A Former British Ambassador To The EU Says The Government Must Urgently Improve Its Brexit Negotiation Plan

    "It is increasingly urgent that the government should sort out how the negotiating team needs to be structured," Sir Nigel Sheinwald told BuzzFeed News.

    Theresa May needs to urgently reorganise her negotiating team and spend more time listening to EU experts if she wants to get a good Brexit deal for the UK, a former British ambassador to the EU has said.

    Sir Nigel Sheinwald said the resignation of his successor, Sir Ivan Rogers, was a "real loss" for Britain's ability to strike a good Brexit deal, and insisted the prime minister needs to set out a clear negotiating position quickly and stop a small team of Downing Street advisers from running all negotiations.

    "It is increasingly urgent that the government should sort out how the negotiating team needs to be structured," Sheinwald told BuzzFeed News.

    Rogers shocked Downing Street by stepping down from his high-profile job earlier this week with a resignation letter criticising the government and urging his team to stand up to "ill-founded arguments and muddled thinking". There have also been reports of a turf war for control of EU negotiations between the London-based Brexit department and the British delegation in Brussels. Rogers has since been replaced by former envoy to Moscow Sir Tim Barrow.

    "You’ve got a new ambassador to the EU and there appear to be some tensions between our Brussels office and the department leading the Brexit effort in Whitehall led by David Davis," Sheinwald said. "That clearly is a very, very important axis of what should be cooperation."

    Sheinwald spent three years as the UK's ambassador to Brussels under Tony Blair between 2000 and 2003 before becoming Britain's ambassador in Washington DC, giving him an inside track on how international negotiations work – and the potential pitfalls.

    He said all the other 27 EU countries would be working against Britain during the negotiations, presenting an enormous challenge for the prime minister: "I think ministers have to understand the complexity and the unprecedented nature of this negotiation.

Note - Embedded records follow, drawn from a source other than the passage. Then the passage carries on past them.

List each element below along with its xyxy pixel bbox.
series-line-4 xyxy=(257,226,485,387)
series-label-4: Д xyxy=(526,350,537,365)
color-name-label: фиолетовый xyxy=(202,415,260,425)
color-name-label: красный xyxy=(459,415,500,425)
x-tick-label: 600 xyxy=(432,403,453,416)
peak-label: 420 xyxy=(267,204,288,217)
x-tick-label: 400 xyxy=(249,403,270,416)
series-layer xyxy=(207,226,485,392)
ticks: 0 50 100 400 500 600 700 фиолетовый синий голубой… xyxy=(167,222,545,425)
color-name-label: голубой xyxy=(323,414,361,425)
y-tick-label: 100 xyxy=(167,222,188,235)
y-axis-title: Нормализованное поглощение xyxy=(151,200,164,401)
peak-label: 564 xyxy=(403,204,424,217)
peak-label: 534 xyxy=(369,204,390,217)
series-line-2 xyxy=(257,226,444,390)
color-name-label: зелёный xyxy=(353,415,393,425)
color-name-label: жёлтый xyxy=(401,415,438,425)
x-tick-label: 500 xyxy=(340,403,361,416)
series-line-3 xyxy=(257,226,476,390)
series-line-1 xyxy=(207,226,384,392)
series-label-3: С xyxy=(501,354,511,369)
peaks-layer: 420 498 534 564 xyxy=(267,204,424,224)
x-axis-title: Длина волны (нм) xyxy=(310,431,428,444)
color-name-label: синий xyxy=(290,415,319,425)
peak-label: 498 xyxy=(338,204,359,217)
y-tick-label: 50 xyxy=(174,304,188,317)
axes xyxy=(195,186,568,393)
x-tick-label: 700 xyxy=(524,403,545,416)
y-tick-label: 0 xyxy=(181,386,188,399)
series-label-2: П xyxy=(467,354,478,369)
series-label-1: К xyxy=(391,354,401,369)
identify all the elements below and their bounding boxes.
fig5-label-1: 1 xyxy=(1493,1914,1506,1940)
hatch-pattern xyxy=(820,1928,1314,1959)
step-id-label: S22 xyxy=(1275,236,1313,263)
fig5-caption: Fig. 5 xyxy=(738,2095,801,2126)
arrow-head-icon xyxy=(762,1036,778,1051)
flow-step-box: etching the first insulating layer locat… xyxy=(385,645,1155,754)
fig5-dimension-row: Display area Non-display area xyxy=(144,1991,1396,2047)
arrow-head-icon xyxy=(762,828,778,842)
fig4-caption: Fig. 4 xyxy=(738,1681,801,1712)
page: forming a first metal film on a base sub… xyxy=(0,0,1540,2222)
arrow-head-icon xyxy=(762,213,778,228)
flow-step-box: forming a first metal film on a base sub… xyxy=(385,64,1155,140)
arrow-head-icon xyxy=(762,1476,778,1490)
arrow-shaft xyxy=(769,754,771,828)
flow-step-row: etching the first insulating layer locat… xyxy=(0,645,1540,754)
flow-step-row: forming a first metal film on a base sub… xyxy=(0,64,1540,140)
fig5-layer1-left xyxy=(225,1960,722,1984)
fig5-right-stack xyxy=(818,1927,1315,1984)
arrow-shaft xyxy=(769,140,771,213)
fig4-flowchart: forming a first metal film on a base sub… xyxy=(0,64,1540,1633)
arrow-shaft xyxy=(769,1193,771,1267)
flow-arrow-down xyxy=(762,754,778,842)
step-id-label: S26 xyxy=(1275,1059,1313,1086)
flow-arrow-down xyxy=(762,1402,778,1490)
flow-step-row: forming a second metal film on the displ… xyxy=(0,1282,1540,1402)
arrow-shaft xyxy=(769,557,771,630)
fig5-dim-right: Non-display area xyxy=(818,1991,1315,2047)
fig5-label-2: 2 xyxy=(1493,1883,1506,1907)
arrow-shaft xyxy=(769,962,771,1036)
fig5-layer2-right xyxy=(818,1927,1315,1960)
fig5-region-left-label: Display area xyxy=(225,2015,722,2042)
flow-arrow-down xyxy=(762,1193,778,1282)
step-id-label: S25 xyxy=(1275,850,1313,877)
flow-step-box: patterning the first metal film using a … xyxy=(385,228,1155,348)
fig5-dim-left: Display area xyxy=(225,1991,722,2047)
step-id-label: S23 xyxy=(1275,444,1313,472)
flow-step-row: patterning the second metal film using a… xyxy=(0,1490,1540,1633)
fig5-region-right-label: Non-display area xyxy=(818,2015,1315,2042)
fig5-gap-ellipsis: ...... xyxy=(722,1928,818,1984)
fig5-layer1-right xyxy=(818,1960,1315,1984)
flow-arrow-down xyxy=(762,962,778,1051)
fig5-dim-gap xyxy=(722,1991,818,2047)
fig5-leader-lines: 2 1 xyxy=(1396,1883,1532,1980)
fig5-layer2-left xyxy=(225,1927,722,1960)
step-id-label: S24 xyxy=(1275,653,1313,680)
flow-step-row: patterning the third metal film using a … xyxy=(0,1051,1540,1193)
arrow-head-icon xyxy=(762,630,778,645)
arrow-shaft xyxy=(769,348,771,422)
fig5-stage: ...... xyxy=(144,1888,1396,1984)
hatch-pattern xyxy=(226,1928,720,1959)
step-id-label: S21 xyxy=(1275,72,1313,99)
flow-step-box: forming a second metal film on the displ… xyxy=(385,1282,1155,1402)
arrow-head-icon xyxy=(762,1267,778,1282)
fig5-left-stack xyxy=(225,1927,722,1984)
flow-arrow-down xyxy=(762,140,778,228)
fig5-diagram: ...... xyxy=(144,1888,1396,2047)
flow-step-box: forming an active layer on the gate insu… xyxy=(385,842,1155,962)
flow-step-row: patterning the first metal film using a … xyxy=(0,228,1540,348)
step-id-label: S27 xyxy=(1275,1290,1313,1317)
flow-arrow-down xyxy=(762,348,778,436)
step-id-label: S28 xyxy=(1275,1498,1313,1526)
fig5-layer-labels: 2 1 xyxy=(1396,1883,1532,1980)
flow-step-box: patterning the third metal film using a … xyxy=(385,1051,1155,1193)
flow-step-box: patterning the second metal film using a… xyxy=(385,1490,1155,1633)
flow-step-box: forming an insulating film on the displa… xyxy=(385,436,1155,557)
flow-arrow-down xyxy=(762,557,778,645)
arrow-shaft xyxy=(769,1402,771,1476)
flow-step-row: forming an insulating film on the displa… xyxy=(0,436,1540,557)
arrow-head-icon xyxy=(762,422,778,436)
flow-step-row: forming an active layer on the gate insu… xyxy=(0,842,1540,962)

Unlike the negotiations Theresa May will have had as home secretary, this is a 27-to-1 negotiation with a huge amount of national interest at stake for all the nations concerned with elections in a number of major European countries this year."

    May has pledged to invoke Article 50 by the end of this March, beginning the two-year formal process of the UK leaving the EU, which will involve substantial negotiations over trade, immigration, and access to the single market.

    Sheinwald said the government should urgently ensure the British Brexit negotiating team is united, with officials allowed to deliver bad news to ministers even if it doesn't fit with what they want to hear: "Ultimately ministers will decide but those with professional expertise and experience need to be part of the policymaking process. That doesn’t appear to have been handled well over the last six months and needs to improve."

    He said it seems "unlikely" Britain will be allowed to remain in the single market after leaving the EU, and added that May's government urgently needed to set out a clear vision of Brexit because otherwise even Britain's own negotiators may not understand what they are attempting to achieve.

    "It has taken a very long time for ministerial thinking to gel, and they’ve been very defensive about setting out even the broad lines of their negotiating position. It’s a good thing that the prime minister is now preparing a major speech setting out the key negotiating objectives as it was very worrying that Ivan Rogers said even he didn’t know what the government's negotiating objectives would be.

    "That situation has to be handled better in the months ahead. It’s obviously the case that a very small team in Number 10 of political advisers and the small EU unit can’t run this negotiation."

    Instead, he said it was inevitable that the British negotiating position would appear in the media via other member states: "Brussels is a leaky, or [an] 'admirably open and transparent' environment. This won’t be a secret negotiation, it can’t be – the broad lines have to be pretty clear and the government will have to be pretty clear and report back to parliament on a regular basis."

    Sheinwald wished Barrow well in the job but said it would be a challenge to get up to speed in time for the Brexit discussions: "I’m sure very rapidly he will develop personal relationships with his opposite numbers in the other member states, but he’ll have to do that more quickly than would have been the case if he’d been there with a good run-up to the negotiations."